Recently I performed a little experiment during a sabbatical in France: For a full year I read only European publications, not American ones. My thought was to try seeing the world as European readers did. But it was far more instructive to return home and realize how the lens of identity has transformed American reporting in recent years. How often, for example, the laziest story in American journalism — about the “first X to do Y” — is told and retold. [JAC: Think PuffHo’s: “First Muslim to wear a hijab while fencing” and so on ad infinitum.] Fascination with the identity drama has even affected foreign reporting, which is in distressingly short supply. However interesting it may be to read, say, about the fate of transgender people in Egypt, it contributes nothing to educating Americans about the powerful political and religious currents that will determine Egypt’s future, and indirectly, our own. No major news outlet in Europe would think of adopting such a focus.

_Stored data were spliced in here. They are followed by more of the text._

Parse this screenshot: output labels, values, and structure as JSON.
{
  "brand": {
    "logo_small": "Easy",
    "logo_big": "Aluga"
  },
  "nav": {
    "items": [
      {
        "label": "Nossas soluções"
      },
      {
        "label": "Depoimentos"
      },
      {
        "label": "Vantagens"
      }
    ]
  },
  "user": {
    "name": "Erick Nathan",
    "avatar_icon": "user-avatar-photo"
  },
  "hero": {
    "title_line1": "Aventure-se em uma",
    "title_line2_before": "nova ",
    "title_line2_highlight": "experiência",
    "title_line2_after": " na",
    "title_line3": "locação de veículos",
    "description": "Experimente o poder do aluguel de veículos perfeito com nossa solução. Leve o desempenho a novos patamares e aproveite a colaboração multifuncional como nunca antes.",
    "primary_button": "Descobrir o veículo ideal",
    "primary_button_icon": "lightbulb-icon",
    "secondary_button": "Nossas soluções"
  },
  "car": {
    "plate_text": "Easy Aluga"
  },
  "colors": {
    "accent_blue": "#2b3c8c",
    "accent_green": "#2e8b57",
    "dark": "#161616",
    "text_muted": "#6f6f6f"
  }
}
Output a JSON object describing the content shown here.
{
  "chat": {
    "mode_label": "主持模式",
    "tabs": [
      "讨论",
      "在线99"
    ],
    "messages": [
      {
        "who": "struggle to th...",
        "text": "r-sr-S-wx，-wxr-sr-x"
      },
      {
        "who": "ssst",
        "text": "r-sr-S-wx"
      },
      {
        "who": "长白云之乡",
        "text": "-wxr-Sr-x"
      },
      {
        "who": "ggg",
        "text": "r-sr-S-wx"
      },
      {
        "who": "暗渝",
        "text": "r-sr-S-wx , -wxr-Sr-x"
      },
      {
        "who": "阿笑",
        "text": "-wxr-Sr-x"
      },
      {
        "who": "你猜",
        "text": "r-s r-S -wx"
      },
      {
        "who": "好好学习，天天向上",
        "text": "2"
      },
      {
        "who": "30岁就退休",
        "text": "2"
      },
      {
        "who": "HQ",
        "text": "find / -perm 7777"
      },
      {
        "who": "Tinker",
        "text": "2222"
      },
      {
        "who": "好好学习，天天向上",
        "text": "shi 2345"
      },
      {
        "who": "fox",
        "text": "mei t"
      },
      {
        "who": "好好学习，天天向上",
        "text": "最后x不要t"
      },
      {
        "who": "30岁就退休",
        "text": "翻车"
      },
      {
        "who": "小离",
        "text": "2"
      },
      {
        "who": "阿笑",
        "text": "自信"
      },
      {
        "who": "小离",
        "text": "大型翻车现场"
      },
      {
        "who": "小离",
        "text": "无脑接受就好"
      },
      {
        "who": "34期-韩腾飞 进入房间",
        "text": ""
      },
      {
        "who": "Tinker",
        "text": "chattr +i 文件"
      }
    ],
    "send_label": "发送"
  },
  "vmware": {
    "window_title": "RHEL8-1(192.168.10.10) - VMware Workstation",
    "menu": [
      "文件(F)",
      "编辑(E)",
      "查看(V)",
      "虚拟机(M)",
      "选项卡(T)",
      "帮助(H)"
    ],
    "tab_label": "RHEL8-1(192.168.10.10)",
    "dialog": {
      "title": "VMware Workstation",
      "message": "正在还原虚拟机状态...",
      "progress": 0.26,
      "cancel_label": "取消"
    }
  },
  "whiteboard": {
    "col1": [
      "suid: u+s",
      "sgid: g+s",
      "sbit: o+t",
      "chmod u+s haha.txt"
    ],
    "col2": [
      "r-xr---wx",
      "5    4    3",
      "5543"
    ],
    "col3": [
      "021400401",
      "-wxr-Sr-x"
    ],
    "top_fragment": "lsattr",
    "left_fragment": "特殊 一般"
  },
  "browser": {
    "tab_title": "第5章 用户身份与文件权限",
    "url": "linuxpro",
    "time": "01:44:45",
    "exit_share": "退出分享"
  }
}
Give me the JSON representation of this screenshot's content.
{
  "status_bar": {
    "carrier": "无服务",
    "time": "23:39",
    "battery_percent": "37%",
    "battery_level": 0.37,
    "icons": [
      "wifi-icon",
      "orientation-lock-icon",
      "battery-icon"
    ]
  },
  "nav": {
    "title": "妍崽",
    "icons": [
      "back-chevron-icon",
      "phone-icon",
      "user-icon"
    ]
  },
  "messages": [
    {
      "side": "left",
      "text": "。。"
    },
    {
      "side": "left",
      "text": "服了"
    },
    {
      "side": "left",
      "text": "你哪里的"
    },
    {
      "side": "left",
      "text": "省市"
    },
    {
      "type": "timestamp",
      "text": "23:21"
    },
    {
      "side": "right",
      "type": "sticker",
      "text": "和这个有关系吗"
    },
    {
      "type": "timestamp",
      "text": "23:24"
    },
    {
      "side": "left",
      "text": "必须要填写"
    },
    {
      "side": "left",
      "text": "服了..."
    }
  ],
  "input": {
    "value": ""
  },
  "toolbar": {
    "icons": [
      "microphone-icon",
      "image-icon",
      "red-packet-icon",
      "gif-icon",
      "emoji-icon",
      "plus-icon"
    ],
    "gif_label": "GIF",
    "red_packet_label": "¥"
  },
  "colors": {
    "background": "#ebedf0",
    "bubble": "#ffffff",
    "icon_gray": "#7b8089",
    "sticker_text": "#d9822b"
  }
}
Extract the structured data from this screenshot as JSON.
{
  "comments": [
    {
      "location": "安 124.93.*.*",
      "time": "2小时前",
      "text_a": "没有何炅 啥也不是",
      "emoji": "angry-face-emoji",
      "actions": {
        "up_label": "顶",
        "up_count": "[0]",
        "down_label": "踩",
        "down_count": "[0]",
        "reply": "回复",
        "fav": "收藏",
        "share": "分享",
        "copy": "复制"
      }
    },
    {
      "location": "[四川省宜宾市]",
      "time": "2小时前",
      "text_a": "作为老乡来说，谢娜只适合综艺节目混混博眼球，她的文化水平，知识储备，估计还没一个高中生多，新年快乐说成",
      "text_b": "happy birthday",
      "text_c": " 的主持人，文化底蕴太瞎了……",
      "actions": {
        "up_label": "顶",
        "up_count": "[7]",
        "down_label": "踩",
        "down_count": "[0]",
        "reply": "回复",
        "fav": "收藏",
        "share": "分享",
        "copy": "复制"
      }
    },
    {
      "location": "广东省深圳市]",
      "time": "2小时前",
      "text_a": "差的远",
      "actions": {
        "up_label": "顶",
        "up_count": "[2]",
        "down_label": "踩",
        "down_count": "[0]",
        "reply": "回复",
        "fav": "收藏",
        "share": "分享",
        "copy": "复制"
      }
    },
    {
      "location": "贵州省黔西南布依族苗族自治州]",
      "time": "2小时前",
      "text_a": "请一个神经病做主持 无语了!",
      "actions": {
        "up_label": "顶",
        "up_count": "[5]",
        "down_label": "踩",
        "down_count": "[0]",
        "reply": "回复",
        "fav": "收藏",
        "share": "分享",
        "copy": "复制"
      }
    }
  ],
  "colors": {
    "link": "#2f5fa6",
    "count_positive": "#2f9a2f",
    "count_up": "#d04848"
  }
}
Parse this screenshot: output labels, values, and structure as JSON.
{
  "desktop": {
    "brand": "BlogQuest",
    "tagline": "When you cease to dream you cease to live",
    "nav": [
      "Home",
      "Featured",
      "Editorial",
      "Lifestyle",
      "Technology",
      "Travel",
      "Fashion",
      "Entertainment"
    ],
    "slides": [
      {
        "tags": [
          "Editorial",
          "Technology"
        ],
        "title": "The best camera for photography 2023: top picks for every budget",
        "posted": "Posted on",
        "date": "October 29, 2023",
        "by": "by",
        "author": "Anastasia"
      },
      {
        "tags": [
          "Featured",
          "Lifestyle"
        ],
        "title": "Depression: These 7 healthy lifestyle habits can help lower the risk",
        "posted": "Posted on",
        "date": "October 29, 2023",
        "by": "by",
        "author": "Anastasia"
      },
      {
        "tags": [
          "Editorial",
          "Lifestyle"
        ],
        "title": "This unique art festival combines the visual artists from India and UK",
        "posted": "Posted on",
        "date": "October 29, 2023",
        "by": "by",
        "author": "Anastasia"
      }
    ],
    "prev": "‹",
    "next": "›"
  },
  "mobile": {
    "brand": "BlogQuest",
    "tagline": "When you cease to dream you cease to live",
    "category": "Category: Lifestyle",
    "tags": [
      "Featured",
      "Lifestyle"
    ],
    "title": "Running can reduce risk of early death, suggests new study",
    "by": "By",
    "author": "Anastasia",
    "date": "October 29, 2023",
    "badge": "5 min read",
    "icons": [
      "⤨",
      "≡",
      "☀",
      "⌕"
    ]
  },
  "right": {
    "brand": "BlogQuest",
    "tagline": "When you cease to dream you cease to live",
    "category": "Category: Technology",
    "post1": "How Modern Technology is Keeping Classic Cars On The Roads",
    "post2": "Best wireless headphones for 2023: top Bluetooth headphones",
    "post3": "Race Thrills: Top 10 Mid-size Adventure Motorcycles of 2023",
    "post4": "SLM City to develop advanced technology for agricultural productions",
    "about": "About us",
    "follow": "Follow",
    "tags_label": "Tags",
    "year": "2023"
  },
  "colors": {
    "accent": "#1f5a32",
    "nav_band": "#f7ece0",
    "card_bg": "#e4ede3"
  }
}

I’ll let you read his solution for yourselves. It starts this way:
We need a post-identity liberalism, and it should draw from the past successes of pre-identity liberalism. Such a liberalism would concentrate on widening its base by appealing to Americans as Americans and emphasizing the issues that affect a vast majority of them. It would speak to the nation as a nation of citizens who are in this together and must help one another. As for narrower issues that are highly charged symbolically and can drive potential allies away, especially those touching on sexuality and religion, such a liberalism would work quietly, sensitively and with a proper sense of scale. (To paraphrase Bernie Sanders, America is sick and tired of hearing about liberals’ damn bathrooms.)
How many of us have had that last thought to ourselves, in a time when the country is coming apart at the seams? Lilla may be wrong about the contribution of identity politics to Clinton’s loss, but I think he’s on the money about what liberals must do to regain any power in American politics. We can’t rip liberalism apart at its ethnic and gender-based seams and expect to retain any measure of political unanimity.